SAR J Pathol Microbiol | Pages : 46-53
DOI : 10.36346/sarjpm.2022.v03i04.002
Indiscriminate defecation in open places is still a common practice in Agbani, Nkanu West Local Government Area, and Enugu State Nigeria. It is obvious that the practice does not only pollute the environment but also some of these people that defecate in the open places may be carriers of infections and may deposit enteric pathogens into the agricultural soils and in the process infecting the healthy community.

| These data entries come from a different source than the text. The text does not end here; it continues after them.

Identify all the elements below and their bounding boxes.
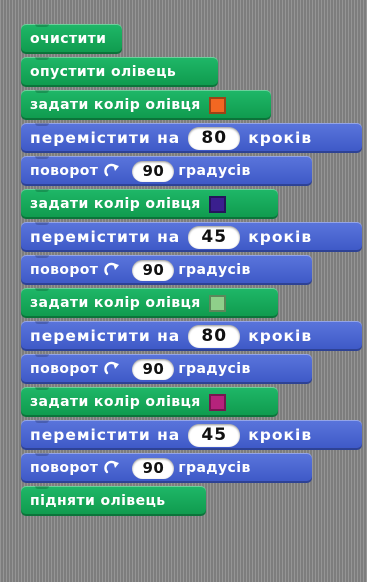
block-notch	[35, 255, 49, 258]
block-notch	[35, 189, 49, 192]
block-label: поворот	[30, 361, 99, 377]
block-notch	[35, 321, 49, 324]
block-notch	[35, 156, 49, 159]
set-pen-color-block[interactable]: задати колір олівця	[21, 387, 278, 417]
degrees-input[interactable]: 90	[132, 259, 175, 281]
block-suffix: кроків	[248, 228, 313, 246]
block-suffix: кроків	[248, 327, 313, 345]
pen-down-block[interactable]: опустити олівець	[21, 57, 218, 87]
block-suffix: градусів	[178, 163, 251, 179]
set-pen-color-block[interactable]: задати колір олівця	[21, 90, 271, 120]
block-label: перемістити на	[30, 426, 181, 444]
block-notch	[35, 24, 49, 27]
turn-block[interactable]: поворот 90 градусів	[21, 156, 312, 186]
rotate-clockwise-icon	[104, 361, 122, 377]
block-notch	[35, 354, 49, 357]
turn-block[interactable]: поворот 90 градусів	[21, 255, 312, 285]
block-label: задати колір олівця	[30, 196, 201, 212]
clear-block[interactable]: очистити	[21, 24, 122, 54]
pen-color-swatch[interactable]	[208, 294, 226, 312]
block-notch	[35, 57, 49, 60]
move-steps-block[interactable]: перемістити на 45 кроків	[21, 222, 362, 252]
block-notch	[35, 123, 49, 126]
block-label: перемістити на	[30, 129, 181, 147]
pen-color-swatch[interactable]	[208, 96, 226, 114]
steps-input[interactable]: 80	[188, 324, 241, 348]
block-suffix: градусів	[178, 361, 251, 377]
move-steps-block[interactable]: перемістити на 80 кроків	[21, 321, 362, 351]
block-label: перемістити на	[30, 327, 181, 345]
block-notch	[35, 288, 49, 291]
turn-block[interactable]: поворот 90 градусів	[21, 354, 312, 384]
degrees-input[interactable]: 90	[132, 457, 175, 479]
block-notch	[35, 387, 49, 390]
block-notch	[35, 90, 49, 93]
set-pen-color-block[interactable]: задати колір олівця	[21, 189, 278, 219]
block-notch	[35, 486, 49, 489]
block-label: задати колір олівця	[30, 394, 201, 410]
block-suffix: кроків	[248, 129, 313, 147]
steps-input[interactable]: 45	[188, 225, 241, 249]
block-label: опустити олівець	[30, 64, 177, 80]
degrees-input[interactable]: 90	[132, 358, 175, 380]
block-label: задати колір олівця	[30, 97, 201, 113]
block-label: перемістити на	[30, 228, 181, 246]
rotate-clockwise-icon	[104, 163, 122, 179]
pen-up-block[interactable]: підняти олівець	[21, 486, 206, 516]
move-steps-block[interactable]: перемістити на 80 кроків	[21, 123, 362, 153]
block-suffix: градусів	[178, 460, 251, 476]
script-stack: очистити опустити олівець задати колір о…	[21, 24, 363, 519]
block-suffix: градусів	[178, 262, 251, 278]
block-label: задати колір олівця	[30, 295, 201, 311]
turn-block[interactable]: поворот 90 градусів	[21, 453, 312, 483]
block-notch	[35, 420, 49, 423]
block-label: очистити	[30, 31, 107, 47]
rotate-clockwise-icon	[104, 460, 122, 476]
block-notch	[35, 222, 49, 225]
block-notch	[35, 453, 49, 456]
pen-color-swatch[interactable]	[208, 393, 226, 411]
block-label: поворот	[30, 460, 99, 476]
block-label: поворот	[30, 262, 99, 278]
set-pen-color-block[interactable]: задати колір олівця	[21, 288, 278, 318]
pen-color-swatch[interactable]	[208, 195, 226, 213]
steps-input[interactable]: 45	[188, 423, 241, 447]
block-label: підняти олівець	[30, 493, 166, 509]
block-label: поворот	[30, 163, 99, 179]
move-steps-block[interactable]: перемістити на 45 кроків	[21, 420, 362, 450]
degrees-input[interactable]: 90	[132, 160, 175, 182]
steps-input[interactable]: 80	[188, 126, 241, 150]
block-suffix: кроків	[248, 426, 313, 444]
rotate-clockwise-icon	[104, 262, 122, 278]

Effect of some environmental factors on the survival time of Escherichia coli in human faces deposited in the soil was studied. Early morning fresh faecal samples were collected randomly in Agbani Nkanu West L.G.A. Enugu State. The enteric organisms were isolated from the faecal sample using standard cultural techniques and characterized, morphologically and molecularly and identified as Escherichia coli. The survival time of Escherichia coli exposed to sunlight, shade, pH and temperature was monitored for fifty days and the results showed that there was a decrease in number of Escherichia coli exposed to sunlight, shade, pH and temperature from day seven. Escherichia coli showed little or no growth on day fifty Hence, sunlight, shade, pH and temperature had a lethal effect on the survival of Escherichia coli that had stayed up to fifty days in fecal soil. However, elimination of enteric pathogens present in open defecated feces in soil by sunlight and other environmental factors may be slow, but it is cheap and lead to environmentally friendly agricultural products. However, Open defecation is not recommended because of the health hazards associated with it.